Being overweight or obese in mid-life could increase the risk of developing dementia in later life, scientists in Sweden have found.
Researchers at the Karolinska Institutet, in Stockholm, looked at information on 8,534 twins aged 65 or older, taken from the Swedish Twin Registry.
Out of the group, 350 had a diagnosis of dementia, while 114 had possible dementia. The scientists calculated their body mass index (BMI) at mid-life, using self-reported height and weight measurements that were recorded about 30 years earlier.
Their results showed 39% of those with dementia had been classified as overweight in mid-life, compared to 36% of those with possible dementia and 26% of those without dementia. Similarly, 7% of participants with dementia were obese in mid-life, compared to 5% of people with possible dementia and 3% of those without the condition.

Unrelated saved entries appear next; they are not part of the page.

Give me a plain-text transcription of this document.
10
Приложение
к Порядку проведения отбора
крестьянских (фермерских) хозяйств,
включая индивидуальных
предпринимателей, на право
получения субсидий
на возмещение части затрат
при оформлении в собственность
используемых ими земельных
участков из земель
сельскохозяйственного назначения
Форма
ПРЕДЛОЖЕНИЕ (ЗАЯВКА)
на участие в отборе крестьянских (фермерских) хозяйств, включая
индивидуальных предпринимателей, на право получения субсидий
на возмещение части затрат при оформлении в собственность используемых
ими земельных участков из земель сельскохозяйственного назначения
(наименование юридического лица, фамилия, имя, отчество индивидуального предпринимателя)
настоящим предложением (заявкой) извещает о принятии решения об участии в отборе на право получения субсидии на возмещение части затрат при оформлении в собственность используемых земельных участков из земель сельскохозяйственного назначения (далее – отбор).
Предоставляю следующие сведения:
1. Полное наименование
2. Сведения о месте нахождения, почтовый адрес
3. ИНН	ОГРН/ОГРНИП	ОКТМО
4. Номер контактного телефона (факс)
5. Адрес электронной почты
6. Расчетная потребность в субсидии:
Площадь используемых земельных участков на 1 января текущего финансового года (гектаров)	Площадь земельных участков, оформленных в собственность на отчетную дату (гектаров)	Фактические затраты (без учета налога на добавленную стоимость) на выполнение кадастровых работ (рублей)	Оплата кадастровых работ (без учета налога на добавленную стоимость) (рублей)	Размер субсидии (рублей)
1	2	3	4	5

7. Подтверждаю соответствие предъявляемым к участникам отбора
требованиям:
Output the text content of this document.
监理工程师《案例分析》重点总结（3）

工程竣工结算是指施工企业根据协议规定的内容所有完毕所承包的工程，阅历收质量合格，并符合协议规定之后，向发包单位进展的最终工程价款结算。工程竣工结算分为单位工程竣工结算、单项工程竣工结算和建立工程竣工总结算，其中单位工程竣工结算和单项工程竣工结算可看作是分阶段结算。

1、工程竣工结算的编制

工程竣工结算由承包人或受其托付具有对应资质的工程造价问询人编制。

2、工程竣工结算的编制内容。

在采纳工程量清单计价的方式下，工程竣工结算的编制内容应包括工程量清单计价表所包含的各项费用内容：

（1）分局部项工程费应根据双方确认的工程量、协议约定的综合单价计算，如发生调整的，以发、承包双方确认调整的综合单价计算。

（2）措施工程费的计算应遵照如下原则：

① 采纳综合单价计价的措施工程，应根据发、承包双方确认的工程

However, further analysis showed that where one twin had dementia and the other did not, there was no link between BMI in mid-life and the risk of dementia.
The researchers believe their findings, which are published today in the journal Neurology, suggest that our genes and environment in early life could affect the link between mid-life weight and the risk of dementia.
Dr Simon Ridley, Head of Research at Alzheimer’s Research UK, said:
“This study adds to existing evidence that excess weight in middle age could increase our risk of developing dementia. We know that keeping healthy in mid-life may help reduce the risk of dementia in later life, as well as bringing countless other benefits.
“It’s likely that dementia is caused by a complex mix of genetic, environmental and lifestyle factors. However, we still need to know much more about the causes of dementia if we are to find an effective treatment that is so desperately needed. Research is the only answer to dementia, but we must invest more to have the best chance of tackling the condition.”